2004/08/14

Remember the sanctions

In 1990, despite 8 years of devastating war with Iran, Iraq could boast some of the most advanced medical, commercial, and energy infrastructure in the Middle East. This was Saddam Hussein's way of buying off the population — keep quiet and you'll live a comfortable life. Along with security (purchased at a terrible human cost), high material living standards were about the only benefit of Hussein's dictatorship.

Ten years later that level of development had been utterly destroyed, and living standards in Iraq ranked among the most miserable in the world. What happened? Hussein's instincts as a dictator didn't change. Iraq still had oil, which paid for everything in the first place. The difference was American policy.

In the 1980s Hussein was a useful ally for the United States, but with the invasion of Kuwait he became a potential threat to American power over the Middle East. The USA reacted by first brutally attacking Iraq, devastating its sanitation and power infrastructure, its roads and bridges, with weeks of bombing, as well as massacring much of its army. Then, since Bush I was unwilling to conquer the country, he merely ensured that Iraq would be unable to rebuild. A crippled country would be easier to deal with.

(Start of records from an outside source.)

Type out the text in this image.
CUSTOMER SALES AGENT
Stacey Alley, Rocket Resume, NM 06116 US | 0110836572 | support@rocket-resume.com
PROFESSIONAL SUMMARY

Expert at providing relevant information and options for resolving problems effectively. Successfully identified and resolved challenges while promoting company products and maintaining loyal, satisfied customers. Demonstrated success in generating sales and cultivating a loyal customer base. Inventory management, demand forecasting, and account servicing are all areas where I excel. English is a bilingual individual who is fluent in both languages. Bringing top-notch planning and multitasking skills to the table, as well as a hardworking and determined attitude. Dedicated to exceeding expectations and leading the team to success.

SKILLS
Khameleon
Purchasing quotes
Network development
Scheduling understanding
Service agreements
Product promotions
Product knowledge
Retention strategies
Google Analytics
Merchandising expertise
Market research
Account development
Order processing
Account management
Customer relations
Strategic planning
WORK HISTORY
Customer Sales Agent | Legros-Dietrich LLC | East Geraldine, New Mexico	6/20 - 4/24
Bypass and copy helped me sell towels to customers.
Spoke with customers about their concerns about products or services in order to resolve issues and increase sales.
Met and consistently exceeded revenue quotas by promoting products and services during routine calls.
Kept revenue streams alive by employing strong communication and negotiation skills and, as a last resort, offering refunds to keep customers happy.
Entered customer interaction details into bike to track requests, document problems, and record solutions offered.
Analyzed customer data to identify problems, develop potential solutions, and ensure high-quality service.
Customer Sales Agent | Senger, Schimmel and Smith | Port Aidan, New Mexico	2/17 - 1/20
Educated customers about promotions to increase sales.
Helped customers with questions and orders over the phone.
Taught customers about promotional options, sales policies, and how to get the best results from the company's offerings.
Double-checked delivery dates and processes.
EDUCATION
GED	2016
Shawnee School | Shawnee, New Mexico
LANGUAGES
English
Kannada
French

Bush had an extremely effective weapon at his disposal. When Iraq invaded Kuwait, the UN reacted by forbidding any trade whatsoever with Iraq. Since Iraq relied overwhelmingly on imports for its food, medicine, and machinery, the sanctions hit civilians hard. But things got much worse after the USA bombed much of the civilian infrastructure to rubble. Diseases swept the populace as sanitation systems broke down and medicine was unavailable. Food supplies ran short. Without spare parts, electricity generators and communication systems couldn't be rebuilt. In the immediate aftermath of the 1991 war, sanctions killed far more people than bombs or bullets.

And the sanctions went on, with Clinton continuing Bush I's "containment" of Iraq. The devastation they wrecked against civilians turned virtually the whole world against them. But the USA wielded a veto in the UN, and blocked any attempts to end them. In time the severity of the sanctions regime was slightly alleviated with the oil for food program, in which Iraq could buy food and medicine by selling limited amounts of oil to the UN. But oil for food only stabilized an intolerable situation. Vital civilian infrastructure could not be repaired, the Iraqi economy remained caught in depression; the suffering continued. As Iraq sank back into desperate poverty, its middle class was destroyed, its medical system suffered catastrophic decline, death rates shot up. Perhaps 1 million people died as a result of the sanctions. The United States had succeeded in taking from the Iraqi people the single unmitigated benefit they had enjoyed under Saddam Hussein.

There's a strong argument to be made that the sanctions met the legal definition of crimes against humanity. Some, including one of the two directors of the oil for food program who resigned in protest at the devastation of the sanctions, went so far as to label the sanctions genocide. But whatever the legal classification, there's no question that the sanctions were a policy of mass murder directed against the innocent of Iraq, used as a tool of American state policy.

Yet during the sanctions decade (actually over 12 years) there was virtually no debate about them in American civil society. The media didn't report on their effects, government leaders dismissed criticisms as pro-Hussein propaganda, discussion centered on whether to be more punitive. After the invasion there has been even less of a will to confront one of the worst atrocities ever committed by US policymakers. Ignorance of the sanctions is so deep that articles like this one can claim that infrastructure disrepair was caused by Saddam Hussein's insidious neglect, rather than the USA blocking spare parts imports.

One sanctions-related topic is up for discussion tho: corruption in the oil for food program. The New York Times is now writing long articles about allegations pushed by anti-UN forces in the USA that the oil for food program was illegally flexible in administering the exports and imports of Iraq.

I think it tells us something about public culture when this sort of flexibility — which probably saved a number of Iraqis' lives by making the sanctions slightly less harsh — should become controversial, while the policies that caused mass death have been wiped clean from historical memory.

1 comment:

Anonymous said...

an excellent point i agree with completely. i just put down a molly ivins column in frustration because once again, even among people who might know the horror sanctions caused, the blame for iraq's awful infrastructure rests with saddam hussein, and clinton's policy is unmentioned.

this stripping of context is so prevalent -- the NYT piece on instant-runoff voting mentions that ann arbor, mich., gave up on IRV after one election in the '70s, but neglects to mention that elections pretty much everywhere else in the world use some form of proportional or ranking system. and the tribune ran a story on pre-referendum unrest in venezuela that didn't mention the coup attempt on chavez two years ago, much less the US's role in supporting it.

how does that fair and balanced chinese press compare?